Добрыня устал сегодня. До обеда с Бориской в конюшне возились, потом ездили на Клязьму. Наплавались до изнеможения. А после обеда Немой его долго гонял. Бориске хорошо: он пообедал, похлопал себя по пузу да и подался в город. Не сказал, куда пойдет. Это он уже не впервой так. И Добрыню с собой не звал. Ну и ладно. А Добрыня зато к Прокофию-ловчему ходил щенят смотреть. Прокофий про охоту любопытно рассказывает — слушал бы и слушал. Еще говорил, что великому князю скоро, может, к следующему лету пришлют диковинного зверя для охоты — пардуса. Будто бы этот зверь одной лапой медведя убивает и хозяину прямо к ногам приносит. И Прокофий говорил, что сильно боялся этого пардуса, но великий князь ему сказал, что при этом звере нарочный человек будет, которого зверь слушается. И еще Прокофий переживал, что с таким зверем великому князю уж ни собаки не будут нужны, ни соколы, ни сам он, Прокофий. Вот бы на пардуса этого взглянуть.
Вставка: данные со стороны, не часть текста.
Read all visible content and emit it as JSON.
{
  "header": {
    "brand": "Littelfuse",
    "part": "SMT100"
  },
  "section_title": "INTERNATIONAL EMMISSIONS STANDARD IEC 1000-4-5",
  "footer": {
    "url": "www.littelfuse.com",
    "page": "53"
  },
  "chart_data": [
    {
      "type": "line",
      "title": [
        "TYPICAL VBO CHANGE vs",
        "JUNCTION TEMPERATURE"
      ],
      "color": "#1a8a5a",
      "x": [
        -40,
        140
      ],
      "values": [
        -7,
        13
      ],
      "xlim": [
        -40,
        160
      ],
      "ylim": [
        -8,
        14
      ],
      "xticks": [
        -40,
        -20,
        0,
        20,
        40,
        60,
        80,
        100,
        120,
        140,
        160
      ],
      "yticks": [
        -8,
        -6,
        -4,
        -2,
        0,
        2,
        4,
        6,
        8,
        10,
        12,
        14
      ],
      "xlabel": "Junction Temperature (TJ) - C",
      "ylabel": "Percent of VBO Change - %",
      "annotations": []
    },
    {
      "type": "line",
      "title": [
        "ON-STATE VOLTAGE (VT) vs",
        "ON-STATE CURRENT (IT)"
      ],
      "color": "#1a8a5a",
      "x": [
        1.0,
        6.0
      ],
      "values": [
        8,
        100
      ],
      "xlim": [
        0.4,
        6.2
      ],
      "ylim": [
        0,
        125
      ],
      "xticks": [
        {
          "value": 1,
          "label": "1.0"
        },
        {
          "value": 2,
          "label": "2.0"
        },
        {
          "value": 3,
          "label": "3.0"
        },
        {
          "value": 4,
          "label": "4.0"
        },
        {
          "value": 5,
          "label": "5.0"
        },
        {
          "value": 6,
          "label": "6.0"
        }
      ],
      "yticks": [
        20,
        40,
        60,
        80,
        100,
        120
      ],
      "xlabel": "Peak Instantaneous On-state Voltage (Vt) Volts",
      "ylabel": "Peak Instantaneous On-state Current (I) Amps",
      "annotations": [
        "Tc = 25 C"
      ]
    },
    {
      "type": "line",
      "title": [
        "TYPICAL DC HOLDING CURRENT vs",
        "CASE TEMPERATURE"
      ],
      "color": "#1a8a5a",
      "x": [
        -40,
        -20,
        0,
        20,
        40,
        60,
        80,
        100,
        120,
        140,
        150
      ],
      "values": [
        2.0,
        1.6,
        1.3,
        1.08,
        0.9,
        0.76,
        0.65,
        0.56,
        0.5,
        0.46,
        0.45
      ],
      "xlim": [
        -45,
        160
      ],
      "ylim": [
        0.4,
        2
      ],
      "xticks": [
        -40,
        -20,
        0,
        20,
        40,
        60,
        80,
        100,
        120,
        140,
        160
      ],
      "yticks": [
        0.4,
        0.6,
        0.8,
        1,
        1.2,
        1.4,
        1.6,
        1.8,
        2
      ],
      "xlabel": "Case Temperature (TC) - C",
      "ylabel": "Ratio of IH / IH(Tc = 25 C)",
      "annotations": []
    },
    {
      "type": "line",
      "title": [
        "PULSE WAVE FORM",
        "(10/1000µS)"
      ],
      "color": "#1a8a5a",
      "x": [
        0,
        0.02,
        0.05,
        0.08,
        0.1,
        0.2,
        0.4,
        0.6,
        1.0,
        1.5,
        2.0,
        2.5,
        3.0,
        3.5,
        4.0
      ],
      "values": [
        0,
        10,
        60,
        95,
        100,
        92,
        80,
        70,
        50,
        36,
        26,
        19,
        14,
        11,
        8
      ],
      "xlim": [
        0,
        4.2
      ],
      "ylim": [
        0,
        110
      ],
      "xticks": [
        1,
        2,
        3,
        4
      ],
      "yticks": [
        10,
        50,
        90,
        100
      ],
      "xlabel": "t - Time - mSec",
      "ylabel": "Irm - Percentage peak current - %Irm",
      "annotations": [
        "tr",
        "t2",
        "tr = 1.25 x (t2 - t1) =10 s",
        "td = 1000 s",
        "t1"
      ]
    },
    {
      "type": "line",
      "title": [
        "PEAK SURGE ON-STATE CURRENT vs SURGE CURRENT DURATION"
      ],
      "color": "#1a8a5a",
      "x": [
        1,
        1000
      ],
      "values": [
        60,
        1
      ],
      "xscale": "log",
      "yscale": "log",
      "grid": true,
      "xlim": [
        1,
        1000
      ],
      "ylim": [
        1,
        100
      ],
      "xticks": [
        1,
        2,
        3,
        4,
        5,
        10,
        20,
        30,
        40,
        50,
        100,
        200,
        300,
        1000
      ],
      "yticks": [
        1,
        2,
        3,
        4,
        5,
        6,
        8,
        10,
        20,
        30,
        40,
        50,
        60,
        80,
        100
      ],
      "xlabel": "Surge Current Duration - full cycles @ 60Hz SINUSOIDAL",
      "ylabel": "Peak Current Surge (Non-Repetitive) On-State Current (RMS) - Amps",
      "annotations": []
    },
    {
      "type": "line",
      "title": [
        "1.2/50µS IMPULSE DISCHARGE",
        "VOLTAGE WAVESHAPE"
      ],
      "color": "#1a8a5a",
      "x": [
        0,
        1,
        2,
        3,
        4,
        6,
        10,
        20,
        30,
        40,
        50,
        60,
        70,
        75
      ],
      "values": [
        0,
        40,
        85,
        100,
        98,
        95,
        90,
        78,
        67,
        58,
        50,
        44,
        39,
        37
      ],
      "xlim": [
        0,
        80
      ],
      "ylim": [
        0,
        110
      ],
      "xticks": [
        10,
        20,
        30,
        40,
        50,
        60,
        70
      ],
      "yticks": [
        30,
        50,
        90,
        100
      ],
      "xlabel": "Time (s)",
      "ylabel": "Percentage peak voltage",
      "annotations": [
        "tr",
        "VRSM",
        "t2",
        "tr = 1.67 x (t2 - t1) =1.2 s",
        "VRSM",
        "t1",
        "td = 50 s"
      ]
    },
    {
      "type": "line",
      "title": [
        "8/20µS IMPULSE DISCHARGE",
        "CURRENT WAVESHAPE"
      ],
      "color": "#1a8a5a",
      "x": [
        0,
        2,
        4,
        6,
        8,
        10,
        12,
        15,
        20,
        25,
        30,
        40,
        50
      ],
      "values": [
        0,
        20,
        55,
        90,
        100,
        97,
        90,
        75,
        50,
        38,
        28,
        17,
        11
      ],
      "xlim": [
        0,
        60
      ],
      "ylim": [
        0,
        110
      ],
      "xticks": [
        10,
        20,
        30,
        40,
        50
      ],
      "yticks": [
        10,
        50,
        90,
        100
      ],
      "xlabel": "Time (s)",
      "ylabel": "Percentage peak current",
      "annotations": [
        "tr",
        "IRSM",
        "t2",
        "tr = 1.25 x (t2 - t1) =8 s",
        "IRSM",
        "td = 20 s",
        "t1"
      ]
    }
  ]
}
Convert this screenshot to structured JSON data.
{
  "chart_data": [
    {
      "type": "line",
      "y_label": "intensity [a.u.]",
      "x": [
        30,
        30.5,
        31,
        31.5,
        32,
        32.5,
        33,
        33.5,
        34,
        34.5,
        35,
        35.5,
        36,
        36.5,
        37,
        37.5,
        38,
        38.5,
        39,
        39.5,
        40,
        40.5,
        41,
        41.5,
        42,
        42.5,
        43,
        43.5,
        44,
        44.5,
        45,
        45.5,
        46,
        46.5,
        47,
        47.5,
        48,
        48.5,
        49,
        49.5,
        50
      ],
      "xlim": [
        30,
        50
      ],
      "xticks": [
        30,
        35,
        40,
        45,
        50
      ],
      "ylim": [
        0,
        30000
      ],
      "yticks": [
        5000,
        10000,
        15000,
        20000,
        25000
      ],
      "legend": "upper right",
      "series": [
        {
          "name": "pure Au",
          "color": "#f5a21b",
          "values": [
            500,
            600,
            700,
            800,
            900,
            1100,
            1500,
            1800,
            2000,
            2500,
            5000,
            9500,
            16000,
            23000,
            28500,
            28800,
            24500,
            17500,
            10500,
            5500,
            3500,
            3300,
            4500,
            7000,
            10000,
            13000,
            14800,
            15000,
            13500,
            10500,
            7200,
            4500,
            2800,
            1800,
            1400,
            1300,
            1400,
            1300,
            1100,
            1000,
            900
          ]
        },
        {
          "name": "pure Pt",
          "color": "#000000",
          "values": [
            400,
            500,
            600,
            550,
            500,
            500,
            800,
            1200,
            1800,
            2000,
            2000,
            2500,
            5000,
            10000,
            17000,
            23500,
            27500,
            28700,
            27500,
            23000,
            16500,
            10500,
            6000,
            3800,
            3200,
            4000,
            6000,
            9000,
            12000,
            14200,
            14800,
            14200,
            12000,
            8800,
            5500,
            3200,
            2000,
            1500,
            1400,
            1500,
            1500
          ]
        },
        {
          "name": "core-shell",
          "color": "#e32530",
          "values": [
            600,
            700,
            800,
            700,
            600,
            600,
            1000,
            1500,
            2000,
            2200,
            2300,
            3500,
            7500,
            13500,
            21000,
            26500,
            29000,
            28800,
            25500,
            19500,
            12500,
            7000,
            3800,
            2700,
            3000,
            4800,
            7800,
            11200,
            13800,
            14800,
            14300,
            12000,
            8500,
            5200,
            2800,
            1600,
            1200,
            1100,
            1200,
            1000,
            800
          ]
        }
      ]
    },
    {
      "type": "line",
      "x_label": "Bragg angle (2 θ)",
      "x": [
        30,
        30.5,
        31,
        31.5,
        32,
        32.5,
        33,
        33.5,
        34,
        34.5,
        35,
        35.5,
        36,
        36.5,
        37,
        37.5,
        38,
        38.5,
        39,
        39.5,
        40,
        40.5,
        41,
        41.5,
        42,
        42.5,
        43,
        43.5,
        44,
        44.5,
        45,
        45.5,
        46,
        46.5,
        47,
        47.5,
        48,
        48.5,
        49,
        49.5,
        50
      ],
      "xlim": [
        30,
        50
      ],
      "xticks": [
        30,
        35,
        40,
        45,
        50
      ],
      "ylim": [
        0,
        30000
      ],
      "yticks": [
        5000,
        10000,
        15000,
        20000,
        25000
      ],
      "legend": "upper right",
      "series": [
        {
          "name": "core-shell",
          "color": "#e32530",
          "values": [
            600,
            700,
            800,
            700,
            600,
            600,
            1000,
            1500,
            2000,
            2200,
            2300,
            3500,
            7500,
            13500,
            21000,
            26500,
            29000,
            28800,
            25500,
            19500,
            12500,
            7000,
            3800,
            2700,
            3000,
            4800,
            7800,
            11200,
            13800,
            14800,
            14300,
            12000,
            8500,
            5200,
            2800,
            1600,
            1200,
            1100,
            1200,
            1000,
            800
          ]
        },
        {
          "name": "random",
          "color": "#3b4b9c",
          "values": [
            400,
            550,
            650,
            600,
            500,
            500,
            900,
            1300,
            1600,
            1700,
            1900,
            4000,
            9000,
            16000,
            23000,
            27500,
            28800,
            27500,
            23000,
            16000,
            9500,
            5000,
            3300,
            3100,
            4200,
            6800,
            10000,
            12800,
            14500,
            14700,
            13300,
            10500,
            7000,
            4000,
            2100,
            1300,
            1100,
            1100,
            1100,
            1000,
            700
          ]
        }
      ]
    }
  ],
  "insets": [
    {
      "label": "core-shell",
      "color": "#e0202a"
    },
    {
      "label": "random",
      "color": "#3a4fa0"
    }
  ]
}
— Тятя, — сказал Добрыня, — я спать пойду.

— Устал? Поди, поди, сынок. Я вот посижу еще чуток, подожду, может, придет Бориска. А то не буду ждать — (гоже лягу. Не говорил он тебе — не заночует ли у кого?

— Не говорил. Или… — замялся Добрыня. — Вроде хотел у знакомцев переночевать, у Даньши вроде…

— У какого Даньши?

— У Олексича Даньши.

— A-а. Это ладно. Так постой — Олекса-то уехал два дня как, говорил, что сына с собой берет. Не взял, что ли?

— Не взял, наверное. Не знаю, — сказал Добрыня, стараясь не смотреть Юряте в глаза.

— Съездить к ним, спросить? — как бы в раздумье проговорил Юрята. — Ладно, не маленький, не пропадет. Иди спать, сынок.

Добрыня ушел к себе. Пожалуй, надо тоже ложиться, подумал Юрята. Представил, что сейчас пойдет звать Любаву, а та за день выспалась, поднимутся наверх, и тут ей какая-нибудь вожжа под хвост попадет, и заведет Любава долгий разговор со слезами и упреками, и будешь лежать и, скрежетать зубами. Побить-то ее нельзя. Да и не бил он ее никогда, теперь-то уж что начинать. Хотя порой хочется. Ну, надо идти звать. А то один ляжешь — обидится. Тоска от всего этого берет. Скорее война бы, что ли.

Решил все же идти спать. Сходил, разбудил дремавшую жену, поднялись наверх. Легли.

К некоторому его удивлению, Любава нынче вела себя тихо и ласково. Не помешала ему заснуть.